(Sharecast News) - German factory orders plunged in January, official data showed on Thursday, falling by far more than expected.

According to Destatis, the Federal Statistics Office, price-adjusted new orders tumbled 11.3% on December, when they jumped by an upwardly revised 12%. Most analysts had been anticipating a 6% decline.

Year-on-year, new orders fell 6%.

Destatis attributed the fall to the high volume of large-scale orders in December, noting: "In January, the volume was back to an average level. This base effect is particularly pronounced in the manufacture of electrical equipment, [which fell] 33.2%."

Other transport equipment, including aircraft, ships and trains, was another heavy faller, down 27.3%.

Overall, foreign orders fell 11.4%. Orders from the eurozone area slumped 25.7% but rose 1.6% outside of the single currency region.

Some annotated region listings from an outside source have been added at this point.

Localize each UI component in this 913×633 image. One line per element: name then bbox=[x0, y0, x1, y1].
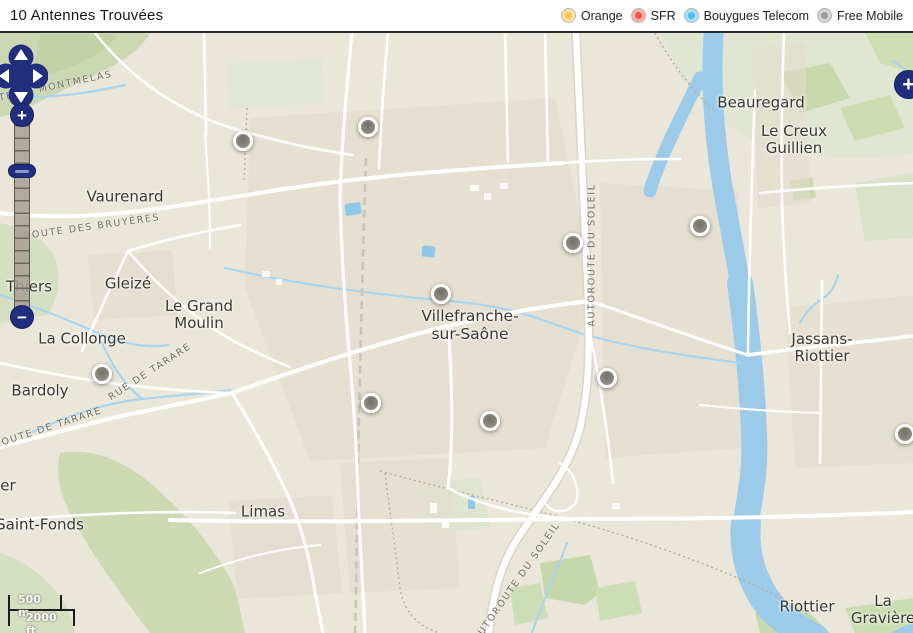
antenna-marker[interactable] bbox=[563, 233, 583, 253]
legend-item-orange: Orange bbox=[562, 9, 623, 23]
legend-label: Free Mobile bbox=[837, 9, 903, 23]
legend: Orange SFR Bouygues Telecom Free Mobile bbox=[562, 9, 913, 23]
antenna-map-app: 10 Antennes Trouvées Orange SFR Bouygues T… bbox=[0, 0, 913, 633]
zoom-slider-track[interactable] bbox=[14, 113, 30, 309]
header-bar: 10 Antennes Trouvées Orange SFR Bouygues T… bbox=[0, 0, 913, 33]
antenna-marker[interactable] bbox=[358, 117, 378, 137]
antenna-marker[interactable] bbox=[431, 284, 451, 304]
map-base-tiles bbox=[0, 33, 913, 633]
antenna-marker[interactable] bbox=[480, 411, 500, 431]
antenna-marker[interactable] bbox=[92, 364, 112, 384]
legend-label: Orange bbox=[581, 9, 623, 23]
sfr-operator-icon bbox=[632, 9, 645, 22]
legend-item-free-mobile: Free Mobile bbox=[818, 9, 903, 23]
antenna-marker[interactable] bbox=[895, 424, 913, 444]
legend-label: SFR bbox=[651, 9, 676, 23]
zoom-slider-handle[interactable] bbox=[8, 164, 36, 178]
orange-operator-icon bbox=[562, 9, 575, 22]
results-count-title: 10 Antennes Trouvées bbox=[0, 7, 163, 24]
antenna-marker[interactable] bbox=[597, 368, 617, 388]
zoom-in-button[interactable]: + bbox=[10, 103, 34, 127]
antenna-marker[interactable] bbox=[233, 131, 253, 151]
pan-control[interactable] bbox=[0, 43, 48, 109]
bouygues-operator-icon bbox=[685, 9, 698, 22]
zoom-out-button[interactable]: − bbox=[10, 305, 34, 329]
map-canvas[interactable]: RTE DE MONTMELASROUTE DES BRUYÈRESRUE DE… bbox=[0, 33, 913, 633]
legend-label: Bouygues Telecom bbox=[704, 9, 809, 23]
legend-item-sfr: SFR bbox=[632, 9, 676, 23]
antenna-marker[interactable] bbox=[690, 216, 710, 236]
free-mobile-operator-icon bbox=[818, 9, 831, 22]
antenna-marker[interactable] bbox=[361, 393, 381, 413]
legend-item-bouygues: Bouygues Telecom bbox=[685, 9, 809, 23]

Domestic orders were 11.2% lower.

December's figure was revised upwards by 3.1 percentage points.

Claus Vistesen, chief eurozone economist at Pantheon Macroeconomics, said: "Volatility in major orders - singe orders above €50m - continues to drive significant volatility in these data, and larger-than-usual revisions. The significant upward adjustment of the December headline was due to the late reporting in some sectors.

"The volatility in major orders can be safely ignore insofar as it doesn't drive the underlying trend - which, as it turns out, remains weak. New orders excluding the major order component fell 2.1% month-on-month, reversing a 0.9% increase in December."

Germany, Europe's largest economy, is heavily reliant on manufacturing. But the sector been hit hard by soaring energy prices, record inflation, higher interest rates and weaker global demand.